Research shows that many disputes are resolved as soon as the parties meet in court for the first time. The new regulations therefore mandate a formal (on record) meeting between the parties within 30 days of the last pleading submission and before the parties appear in court. As part of that meeting, the parties must examine the possibility of resolving the dispute through an alternative dispute resolution mechanism; they must try to limit or reduce their disputes; and agree on the steps that should be taken to facilitate the legal proceeding.

The pretrial hearing became a pivotal event in the course of the case management

The litigation proceeding has several key events, that have significant effect on its outcome. The pretrial hearing has always been an important event (as it is usually the parties’ first encounter with the judge).
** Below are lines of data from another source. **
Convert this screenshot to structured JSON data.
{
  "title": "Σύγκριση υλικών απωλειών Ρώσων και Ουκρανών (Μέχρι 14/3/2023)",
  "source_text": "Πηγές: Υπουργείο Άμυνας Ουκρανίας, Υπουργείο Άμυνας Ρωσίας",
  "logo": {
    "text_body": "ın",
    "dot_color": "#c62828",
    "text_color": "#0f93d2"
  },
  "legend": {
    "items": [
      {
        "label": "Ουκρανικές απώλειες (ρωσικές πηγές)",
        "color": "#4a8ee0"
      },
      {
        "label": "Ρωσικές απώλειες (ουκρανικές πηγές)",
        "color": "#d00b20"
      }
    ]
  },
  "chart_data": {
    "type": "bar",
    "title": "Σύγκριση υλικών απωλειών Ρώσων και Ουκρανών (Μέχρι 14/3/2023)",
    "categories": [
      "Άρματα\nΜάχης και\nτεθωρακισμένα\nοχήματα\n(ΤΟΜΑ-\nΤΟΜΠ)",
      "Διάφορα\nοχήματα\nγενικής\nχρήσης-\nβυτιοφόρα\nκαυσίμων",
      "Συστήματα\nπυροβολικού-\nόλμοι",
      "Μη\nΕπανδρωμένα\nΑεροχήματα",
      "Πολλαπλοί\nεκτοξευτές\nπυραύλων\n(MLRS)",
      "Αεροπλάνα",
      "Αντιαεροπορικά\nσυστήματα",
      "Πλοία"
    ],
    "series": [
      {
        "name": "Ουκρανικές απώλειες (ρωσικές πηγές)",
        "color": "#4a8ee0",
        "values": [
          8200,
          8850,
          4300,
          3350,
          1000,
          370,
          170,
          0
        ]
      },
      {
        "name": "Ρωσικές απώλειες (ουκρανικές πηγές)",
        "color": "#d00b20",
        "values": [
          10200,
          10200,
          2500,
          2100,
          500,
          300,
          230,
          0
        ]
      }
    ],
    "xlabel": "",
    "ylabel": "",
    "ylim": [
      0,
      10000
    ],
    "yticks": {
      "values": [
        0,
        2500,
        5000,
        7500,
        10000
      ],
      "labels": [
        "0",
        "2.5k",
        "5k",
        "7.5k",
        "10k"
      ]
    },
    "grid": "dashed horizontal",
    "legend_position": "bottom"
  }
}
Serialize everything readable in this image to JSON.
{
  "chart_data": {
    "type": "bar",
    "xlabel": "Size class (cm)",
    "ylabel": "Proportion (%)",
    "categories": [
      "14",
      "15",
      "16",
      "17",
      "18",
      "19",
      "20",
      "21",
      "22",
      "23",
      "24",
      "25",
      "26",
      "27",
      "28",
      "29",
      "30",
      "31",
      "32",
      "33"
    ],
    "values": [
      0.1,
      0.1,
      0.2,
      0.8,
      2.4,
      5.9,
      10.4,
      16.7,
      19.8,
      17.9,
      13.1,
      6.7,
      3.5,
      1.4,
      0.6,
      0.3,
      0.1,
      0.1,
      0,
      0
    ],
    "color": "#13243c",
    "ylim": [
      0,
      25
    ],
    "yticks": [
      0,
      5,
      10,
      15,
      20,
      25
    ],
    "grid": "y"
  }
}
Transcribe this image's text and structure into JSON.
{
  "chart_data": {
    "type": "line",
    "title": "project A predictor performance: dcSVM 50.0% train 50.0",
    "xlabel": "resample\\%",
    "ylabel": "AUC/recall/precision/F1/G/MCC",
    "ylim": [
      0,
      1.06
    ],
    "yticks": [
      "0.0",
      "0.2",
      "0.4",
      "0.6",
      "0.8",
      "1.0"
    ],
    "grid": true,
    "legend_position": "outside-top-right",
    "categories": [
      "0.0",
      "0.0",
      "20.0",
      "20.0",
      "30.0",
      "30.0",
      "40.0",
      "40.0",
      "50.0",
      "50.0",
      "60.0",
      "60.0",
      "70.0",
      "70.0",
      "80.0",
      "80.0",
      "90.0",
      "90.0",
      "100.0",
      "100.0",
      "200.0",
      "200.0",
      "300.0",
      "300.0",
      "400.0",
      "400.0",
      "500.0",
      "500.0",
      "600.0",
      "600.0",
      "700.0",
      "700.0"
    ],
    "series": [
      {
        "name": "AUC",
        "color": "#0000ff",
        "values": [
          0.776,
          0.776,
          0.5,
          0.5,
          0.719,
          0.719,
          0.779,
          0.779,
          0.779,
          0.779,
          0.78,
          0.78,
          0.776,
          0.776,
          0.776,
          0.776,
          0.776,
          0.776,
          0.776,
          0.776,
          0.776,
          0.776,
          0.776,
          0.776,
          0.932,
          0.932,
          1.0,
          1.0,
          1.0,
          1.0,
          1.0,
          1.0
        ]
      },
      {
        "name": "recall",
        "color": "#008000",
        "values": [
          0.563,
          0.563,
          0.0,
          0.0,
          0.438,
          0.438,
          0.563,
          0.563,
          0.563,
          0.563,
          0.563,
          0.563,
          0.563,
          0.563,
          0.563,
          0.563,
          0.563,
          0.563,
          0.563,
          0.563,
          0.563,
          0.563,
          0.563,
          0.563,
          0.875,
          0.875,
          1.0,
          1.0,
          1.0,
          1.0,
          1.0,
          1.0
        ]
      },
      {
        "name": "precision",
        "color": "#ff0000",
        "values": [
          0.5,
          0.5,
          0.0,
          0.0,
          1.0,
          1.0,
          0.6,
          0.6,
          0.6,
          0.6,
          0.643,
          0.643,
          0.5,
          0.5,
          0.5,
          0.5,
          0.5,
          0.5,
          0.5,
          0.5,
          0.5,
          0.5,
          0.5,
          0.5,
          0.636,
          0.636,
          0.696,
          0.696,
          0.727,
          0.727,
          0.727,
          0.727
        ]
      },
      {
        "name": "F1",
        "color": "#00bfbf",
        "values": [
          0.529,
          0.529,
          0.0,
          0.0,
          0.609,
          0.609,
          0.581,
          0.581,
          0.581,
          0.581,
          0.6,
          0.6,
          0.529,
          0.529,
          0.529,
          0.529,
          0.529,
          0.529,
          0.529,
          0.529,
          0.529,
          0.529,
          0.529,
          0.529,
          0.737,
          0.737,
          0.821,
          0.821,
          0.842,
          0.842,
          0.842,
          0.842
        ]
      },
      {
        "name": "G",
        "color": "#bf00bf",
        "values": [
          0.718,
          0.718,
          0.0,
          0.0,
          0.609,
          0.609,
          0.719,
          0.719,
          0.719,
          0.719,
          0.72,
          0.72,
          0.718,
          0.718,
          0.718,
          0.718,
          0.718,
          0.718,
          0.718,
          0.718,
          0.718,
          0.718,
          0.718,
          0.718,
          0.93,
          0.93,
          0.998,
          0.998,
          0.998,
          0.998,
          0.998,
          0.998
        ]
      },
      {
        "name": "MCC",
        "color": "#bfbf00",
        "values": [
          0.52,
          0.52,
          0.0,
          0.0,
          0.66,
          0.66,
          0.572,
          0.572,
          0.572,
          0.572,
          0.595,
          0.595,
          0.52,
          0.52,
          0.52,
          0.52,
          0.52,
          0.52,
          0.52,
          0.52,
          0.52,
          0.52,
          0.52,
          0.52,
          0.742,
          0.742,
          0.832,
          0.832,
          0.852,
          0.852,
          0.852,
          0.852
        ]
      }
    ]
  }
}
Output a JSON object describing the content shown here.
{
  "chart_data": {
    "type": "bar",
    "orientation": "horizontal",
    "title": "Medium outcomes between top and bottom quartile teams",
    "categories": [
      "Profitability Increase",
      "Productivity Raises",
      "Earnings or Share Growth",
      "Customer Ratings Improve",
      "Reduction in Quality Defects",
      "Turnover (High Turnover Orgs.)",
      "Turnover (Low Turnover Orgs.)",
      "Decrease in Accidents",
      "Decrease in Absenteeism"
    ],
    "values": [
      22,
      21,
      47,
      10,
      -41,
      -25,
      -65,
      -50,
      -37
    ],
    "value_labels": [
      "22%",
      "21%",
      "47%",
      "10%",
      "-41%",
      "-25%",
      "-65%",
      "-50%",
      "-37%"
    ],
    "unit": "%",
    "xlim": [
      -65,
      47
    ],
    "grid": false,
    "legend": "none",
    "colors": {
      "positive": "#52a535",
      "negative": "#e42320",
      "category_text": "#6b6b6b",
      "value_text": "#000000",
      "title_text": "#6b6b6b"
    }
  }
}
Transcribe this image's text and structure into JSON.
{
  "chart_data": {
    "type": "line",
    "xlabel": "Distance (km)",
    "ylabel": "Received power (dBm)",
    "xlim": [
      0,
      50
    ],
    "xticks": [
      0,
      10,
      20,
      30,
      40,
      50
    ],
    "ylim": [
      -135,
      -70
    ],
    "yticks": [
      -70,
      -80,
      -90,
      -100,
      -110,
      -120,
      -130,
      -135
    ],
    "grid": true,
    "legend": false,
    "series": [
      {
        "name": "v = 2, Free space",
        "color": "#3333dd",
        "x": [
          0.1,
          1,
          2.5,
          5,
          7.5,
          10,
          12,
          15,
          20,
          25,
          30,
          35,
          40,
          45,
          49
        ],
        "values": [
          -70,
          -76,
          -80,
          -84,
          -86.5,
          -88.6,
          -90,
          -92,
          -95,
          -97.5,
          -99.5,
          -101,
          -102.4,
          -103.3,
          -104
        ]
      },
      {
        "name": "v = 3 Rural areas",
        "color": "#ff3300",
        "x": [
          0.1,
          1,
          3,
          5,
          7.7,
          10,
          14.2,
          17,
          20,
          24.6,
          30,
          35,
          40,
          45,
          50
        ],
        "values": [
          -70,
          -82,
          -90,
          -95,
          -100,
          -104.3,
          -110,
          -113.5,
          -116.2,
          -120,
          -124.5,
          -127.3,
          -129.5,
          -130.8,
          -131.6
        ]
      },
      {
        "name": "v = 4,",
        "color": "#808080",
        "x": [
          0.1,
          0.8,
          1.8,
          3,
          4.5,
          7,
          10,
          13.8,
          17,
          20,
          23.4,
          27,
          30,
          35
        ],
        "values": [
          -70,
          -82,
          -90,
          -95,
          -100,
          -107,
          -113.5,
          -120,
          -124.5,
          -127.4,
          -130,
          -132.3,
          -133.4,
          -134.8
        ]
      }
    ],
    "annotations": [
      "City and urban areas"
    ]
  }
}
However, with the new regulations it received an even sturdier importance.

Because of the mandatory requirements that precede the pretrial hearing, such as the submission of a list of motions and a list of witnesses by both parties, as well as the mandatory preliminary deliberation meeting between the parties, the parties arrive to the pretrial hearing after significant millage was done in the case. Unlike the proceedings under the previous rules, with the new regulations the case arrives to the pretrial hearing when it is ripe for making substantial decisions.

Indeed, courts now use the pretrial hearing to provide meaningful decisions. They provide instructions on the case’s management; they issue decisions on outstanding motions as filed by the parties in their list of motions; and they also signal to the parties how the dispute might be resolved without going through a full-blown trial.

To summarise: the name of the game is being prepared and thinking on case strategy in advance

In sum, while the previous rules allowed room for luck and improvisation, the new rules of procedure in civil litigation force the parties to prepare in advance. They provide a significant advantage to organised practitioners, that plan their strategy, draft strong and concise pleadings, and to those who made the necessary adjustments to conduct effective litigation under the new rules.

An additional advantage emerges to practitioners who have expertise in conducting local and international arbitration proceedings, as such proceedings become more popular as time goes by.